Relatively sure Roan was in another part of the house, he eased the door open, wincing as a hinge creaked and the smell of blood hit him. It had been in the basement, but it smelled even more bloody up here. The front door must have been open because dry air was blowing in from the desert, kicking up the scent of meat, moving it through the house.

 

He went fast, slinking from the basement to the bathroom door, not running because running just encouraged a cat to come after you. (Oh, had he forgot to tell Lenny that? Oops.) He didn’t see anything in his quick shift from one room to another, save for what looked like a splash of blood on one of the walls of the main corridor and a fallen gun. As he ducked into the bathroom, a shadow crossed the head of the hall, and he heard Roan’s growl, much louder now.
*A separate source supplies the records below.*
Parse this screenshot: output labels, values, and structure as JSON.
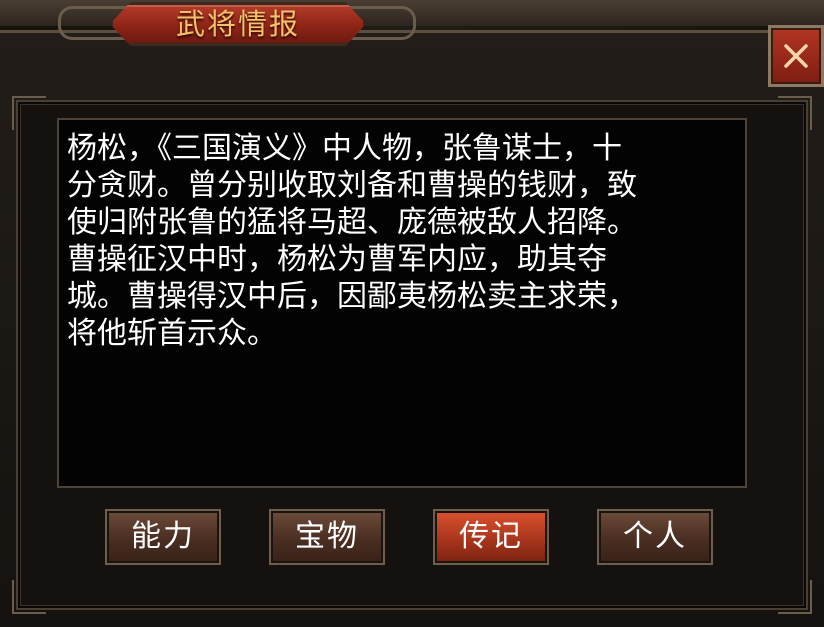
{
  "dialog": {
    "title": "武将情报",
    "close_label": "×"
  },
  "biography": {
    "text": "杨松，《三国演义》中人物，张鲁谋士，十\n分贪财。曾分别收取刘备和曹操的钱财，致\n使归附张鲁的猛将马超、庞德被敌人招降。\n曹操征汉中时，杨松为曹军内应，助其夺\n城。曹操得汉中后，因鄙夷杨松卖主求荣，\n将他斩首示众。"
  },
  "tabs": [
    {
      "label": "能力",
      "active": false
    },
    {
      "label": "宝物",
      "active": false
    },
    {
      "label": "传记",
      "active": true
    },
    {
      "label": "个人",
      "active": false
    }
  ],
  "colors": {
    "title_text": "#f5c06a",
    "title_plate": "#8e2417",
    "active_tab": "#a9361c",
    "inactive_tab": "#4a2e22"
  }
}
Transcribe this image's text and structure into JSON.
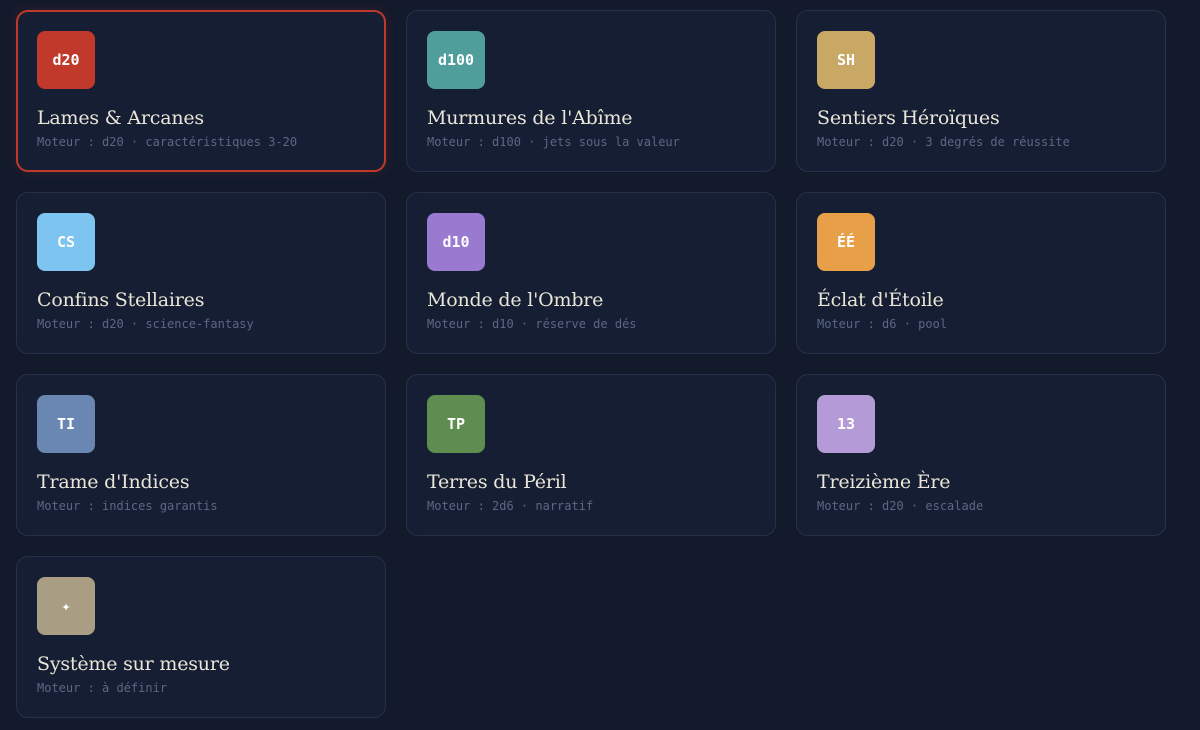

Holden closed the door and thumbed the doorknob lock. It was as flimsy as hell, and if the lion threw himself full force against it, the door would break like construction paper, but he didn’t need it to hold for long. Just long enough for him to get away.

 

He heard Roan at the door, growling and snuffing, claws ripping at the carpet as if trying to reach under the door. Right now lion Roan was tentative, testing the borders, but as soon as he realized it was solid he would go after it in earnest until something pulled his attention away. At least this confirmed no one had got a decent shot on him.

 

He had to stand on the toilet to reach the window latch and push the window up, then he had to punch the screen out, but none of that was difficult. It occurred to him that Roan as a lion was kind of like a guy on crack. They weren’t invincible, but goddamn, they could seem like it, as they were so inured to pain nothing seemed to stop them. It was instant kill shot or nothing.